Exchanged Traded Funds (ETFs)!

 

ETF meme

 

The holy grail of investing, according to most in this space. I’m more open to other types of investment classes such as real estate (I can almost hear the boos and hisses) and believe that each asset class has its strengths and weaknesses. But honestly, ETFs are recommended by so many people (Warren Buffett included) for very good reason:

  • Extremely low management costs (one of my ETFs charge 0.04%)
  • Great diversification
  • Low buy in and exit fees ($20 a pop depending on how much you buy/sell)
  • Can start investing with little capital (investment properties, on the other hand, require considerable start-up costs)

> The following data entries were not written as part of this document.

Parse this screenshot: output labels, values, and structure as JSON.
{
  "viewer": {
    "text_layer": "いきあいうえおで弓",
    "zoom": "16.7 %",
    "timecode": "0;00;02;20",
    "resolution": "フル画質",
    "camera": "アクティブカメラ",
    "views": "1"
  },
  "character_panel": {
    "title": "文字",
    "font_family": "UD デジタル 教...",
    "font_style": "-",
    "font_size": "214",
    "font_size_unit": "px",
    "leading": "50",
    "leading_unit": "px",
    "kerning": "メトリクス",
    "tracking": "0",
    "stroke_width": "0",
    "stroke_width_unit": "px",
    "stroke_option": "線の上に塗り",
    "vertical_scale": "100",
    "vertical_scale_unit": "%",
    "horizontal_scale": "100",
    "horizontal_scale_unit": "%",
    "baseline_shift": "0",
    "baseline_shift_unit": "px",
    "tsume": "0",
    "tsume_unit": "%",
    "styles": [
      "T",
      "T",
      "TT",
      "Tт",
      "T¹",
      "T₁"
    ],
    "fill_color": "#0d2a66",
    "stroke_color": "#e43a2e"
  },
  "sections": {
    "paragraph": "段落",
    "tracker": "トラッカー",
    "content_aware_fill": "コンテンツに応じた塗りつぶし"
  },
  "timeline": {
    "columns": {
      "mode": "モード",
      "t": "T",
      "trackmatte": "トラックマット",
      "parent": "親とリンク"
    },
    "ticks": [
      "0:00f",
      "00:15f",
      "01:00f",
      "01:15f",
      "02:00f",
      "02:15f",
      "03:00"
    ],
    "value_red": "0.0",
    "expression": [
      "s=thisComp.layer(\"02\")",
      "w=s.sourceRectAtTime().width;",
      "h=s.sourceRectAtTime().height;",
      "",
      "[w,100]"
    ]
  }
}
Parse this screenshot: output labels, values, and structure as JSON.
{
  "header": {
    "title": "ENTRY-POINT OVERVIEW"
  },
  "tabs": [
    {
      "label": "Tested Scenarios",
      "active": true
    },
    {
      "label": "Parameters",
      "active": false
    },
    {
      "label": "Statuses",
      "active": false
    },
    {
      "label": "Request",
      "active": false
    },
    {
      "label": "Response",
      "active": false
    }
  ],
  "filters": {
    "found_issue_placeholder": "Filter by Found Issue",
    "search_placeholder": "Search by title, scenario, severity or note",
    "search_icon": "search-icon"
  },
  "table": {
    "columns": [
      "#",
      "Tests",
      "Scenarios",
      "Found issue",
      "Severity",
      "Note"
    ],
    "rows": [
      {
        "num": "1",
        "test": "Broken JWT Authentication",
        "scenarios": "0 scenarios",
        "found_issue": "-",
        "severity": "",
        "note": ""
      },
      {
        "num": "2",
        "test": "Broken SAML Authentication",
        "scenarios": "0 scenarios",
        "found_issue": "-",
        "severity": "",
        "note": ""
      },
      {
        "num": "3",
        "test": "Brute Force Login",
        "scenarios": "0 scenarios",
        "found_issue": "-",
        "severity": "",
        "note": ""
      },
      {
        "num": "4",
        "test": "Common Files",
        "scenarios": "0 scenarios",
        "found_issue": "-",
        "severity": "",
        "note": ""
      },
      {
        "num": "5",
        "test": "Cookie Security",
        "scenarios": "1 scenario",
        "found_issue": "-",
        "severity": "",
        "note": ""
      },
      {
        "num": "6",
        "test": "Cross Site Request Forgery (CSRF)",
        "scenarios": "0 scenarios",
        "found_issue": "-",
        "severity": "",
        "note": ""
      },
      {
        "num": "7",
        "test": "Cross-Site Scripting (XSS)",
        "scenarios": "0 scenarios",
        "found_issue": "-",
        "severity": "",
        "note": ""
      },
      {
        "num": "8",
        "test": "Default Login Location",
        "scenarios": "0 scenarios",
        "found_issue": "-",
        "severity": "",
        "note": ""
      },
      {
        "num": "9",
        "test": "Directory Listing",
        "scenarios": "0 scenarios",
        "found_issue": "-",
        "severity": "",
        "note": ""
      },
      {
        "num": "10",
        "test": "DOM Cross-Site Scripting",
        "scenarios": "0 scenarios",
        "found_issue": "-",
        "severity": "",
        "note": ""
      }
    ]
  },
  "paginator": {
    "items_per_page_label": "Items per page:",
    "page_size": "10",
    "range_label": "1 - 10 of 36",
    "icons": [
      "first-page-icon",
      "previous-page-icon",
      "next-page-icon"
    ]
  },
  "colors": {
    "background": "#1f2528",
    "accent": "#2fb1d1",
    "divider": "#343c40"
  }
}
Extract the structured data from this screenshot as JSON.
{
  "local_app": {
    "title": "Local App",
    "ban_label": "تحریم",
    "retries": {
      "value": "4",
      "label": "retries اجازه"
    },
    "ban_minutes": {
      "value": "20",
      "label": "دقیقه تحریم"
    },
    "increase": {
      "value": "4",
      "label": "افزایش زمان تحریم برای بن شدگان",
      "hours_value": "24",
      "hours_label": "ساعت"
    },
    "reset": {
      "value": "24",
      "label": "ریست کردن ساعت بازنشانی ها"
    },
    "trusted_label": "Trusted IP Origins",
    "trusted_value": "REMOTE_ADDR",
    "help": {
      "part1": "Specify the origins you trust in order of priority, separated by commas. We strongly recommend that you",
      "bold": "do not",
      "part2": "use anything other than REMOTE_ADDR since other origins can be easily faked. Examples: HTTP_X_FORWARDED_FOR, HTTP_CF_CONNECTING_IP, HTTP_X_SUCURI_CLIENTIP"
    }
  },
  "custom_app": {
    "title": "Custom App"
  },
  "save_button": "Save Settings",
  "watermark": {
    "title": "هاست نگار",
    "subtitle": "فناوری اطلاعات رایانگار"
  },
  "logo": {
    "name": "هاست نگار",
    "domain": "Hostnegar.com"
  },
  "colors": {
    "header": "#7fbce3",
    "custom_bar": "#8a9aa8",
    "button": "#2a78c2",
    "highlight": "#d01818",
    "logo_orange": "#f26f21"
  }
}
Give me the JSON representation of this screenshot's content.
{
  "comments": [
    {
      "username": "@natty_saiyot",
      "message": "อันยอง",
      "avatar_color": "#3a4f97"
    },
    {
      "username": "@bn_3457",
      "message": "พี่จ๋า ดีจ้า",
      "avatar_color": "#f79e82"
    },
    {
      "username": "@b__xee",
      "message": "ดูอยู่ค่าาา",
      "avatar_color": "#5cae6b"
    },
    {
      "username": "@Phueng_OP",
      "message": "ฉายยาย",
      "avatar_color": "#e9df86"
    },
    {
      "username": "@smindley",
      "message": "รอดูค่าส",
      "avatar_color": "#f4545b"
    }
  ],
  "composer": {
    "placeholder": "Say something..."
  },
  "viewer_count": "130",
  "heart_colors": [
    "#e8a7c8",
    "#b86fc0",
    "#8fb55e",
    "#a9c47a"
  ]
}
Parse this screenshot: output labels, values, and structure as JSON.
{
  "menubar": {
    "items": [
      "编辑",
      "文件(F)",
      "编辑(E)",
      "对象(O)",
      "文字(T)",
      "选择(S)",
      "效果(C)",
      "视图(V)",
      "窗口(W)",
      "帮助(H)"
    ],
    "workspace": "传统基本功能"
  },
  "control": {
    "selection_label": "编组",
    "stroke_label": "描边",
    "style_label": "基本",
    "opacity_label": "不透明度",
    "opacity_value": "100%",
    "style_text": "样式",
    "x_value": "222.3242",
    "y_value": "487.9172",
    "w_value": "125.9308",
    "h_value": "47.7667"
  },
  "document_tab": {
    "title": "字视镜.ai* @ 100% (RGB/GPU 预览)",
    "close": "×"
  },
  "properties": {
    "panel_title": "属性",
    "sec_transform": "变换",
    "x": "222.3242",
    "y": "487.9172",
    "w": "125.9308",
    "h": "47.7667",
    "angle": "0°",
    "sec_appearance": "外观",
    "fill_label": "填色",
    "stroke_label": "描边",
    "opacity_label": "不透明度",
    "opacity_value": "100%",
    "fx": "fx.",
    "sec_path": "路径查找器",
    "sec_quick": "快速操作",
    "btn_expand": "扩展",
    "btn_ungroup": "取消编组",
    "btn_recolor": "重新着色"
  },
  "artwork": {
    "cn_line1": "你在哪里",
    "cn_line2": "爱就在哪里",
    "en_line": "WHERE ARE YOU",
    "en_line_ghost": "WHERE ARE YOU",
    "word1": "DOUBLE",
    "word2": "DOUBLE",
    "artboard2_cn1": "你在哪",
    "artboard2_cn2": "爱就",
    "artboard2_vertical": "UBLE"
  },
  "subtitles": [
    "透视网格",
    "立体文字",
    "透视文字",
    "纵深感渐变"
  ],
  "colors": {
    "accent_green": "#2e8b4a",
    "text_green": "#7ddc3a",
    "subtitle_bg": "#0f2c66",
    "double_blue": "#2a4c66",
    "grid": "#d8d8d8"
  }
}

And there’s more but you get the idea.

 

So ETFs are awesome right! But how does one actually go about purchasing these little bundles of investment goodness?

 

Thinking

 

 

Directly through Vanguard vs Buying ETFs

This is the most confusing part of the whole thing. So you decide that you want to buy Vanguard ETFs because you’ve been hearing how awesome they are so you naturally do what any computer literate person would do.

 

You go to Google.

 

You punch in Vanguard, head to their site expecting it to be awesome and have them basically walk you through buying their product.

 

Errrrrr not so fast muchacho’s!

 

Vanguard’s site is crap. Yes, it has all the information you need on there in the form of white papers. But they have absolutely no funnel for a user to purchase their product. You sorta have to figure it out on your own. And to be honest, Vanguard doesn’t really need to rely on a fancy website or app (they don’t even have an app ffs). Their product is so good they don’t waste time and money on advertising and marketing.

 

Back to the point. You have two choices when it comes to buying a Vanguard product. You can either buy it directly from them (called managed funds) or you can purchase an ETF through a broker.

 

In a nutshell:

ETFs
  • Good if you make large or irregular investments
  • Requires trading flexibility
Managed Funds
  • Good if you make ongoing, small contributions
  • Does not require trading flexibility

 

The biggest factor is probably cost. Because depending on how often you’re going to make contributions, will dictate which method is right for you. There is a really good article that goes into detail about the costings of investing directly through a mutual fund vs ETFs on the Betterment website.

 

I have never purchased Vanguard products directly from them because it works out better for me to buy ETFs, so I can’t comment. But I have seen videos and it’s basically a signup, get your details, pick your fund type deal. If you have experience please comment below.

 

I do have experience buying Vanguard products through a broker though (see the video below to see me literally buying some).

 

Buying ETFs Walkthrough

  1. Log into your broker (I use SelfWealth) and head to trading > Place Orders
  2. Select the ASX (Australian Stock Exchange) code that you want to purchase (a list of all Vanguard listed ETFs can be found here) or use the search function
  3. Set order type as ‘Buy’
  4. Enter in how many units you wish to purchase
  5. Select at market value or list a price you’re happy with
  6. Set an expiry for the transaction
  7. Review your order and hit submit

Here’s an example of what mine looks like

SelfWealth Confirm Order

It’s that simple. Proceed to the next screen and confirm the order and you’re done. It will take a few days to process and the money will then come out of your nominated account and boom. You have now bought some ETFs.

 

If you have any specific questions please let me know and I’ll answer them to the best of my abilities.

 

Now go forth and fear not the simple process of purchasing ETFs!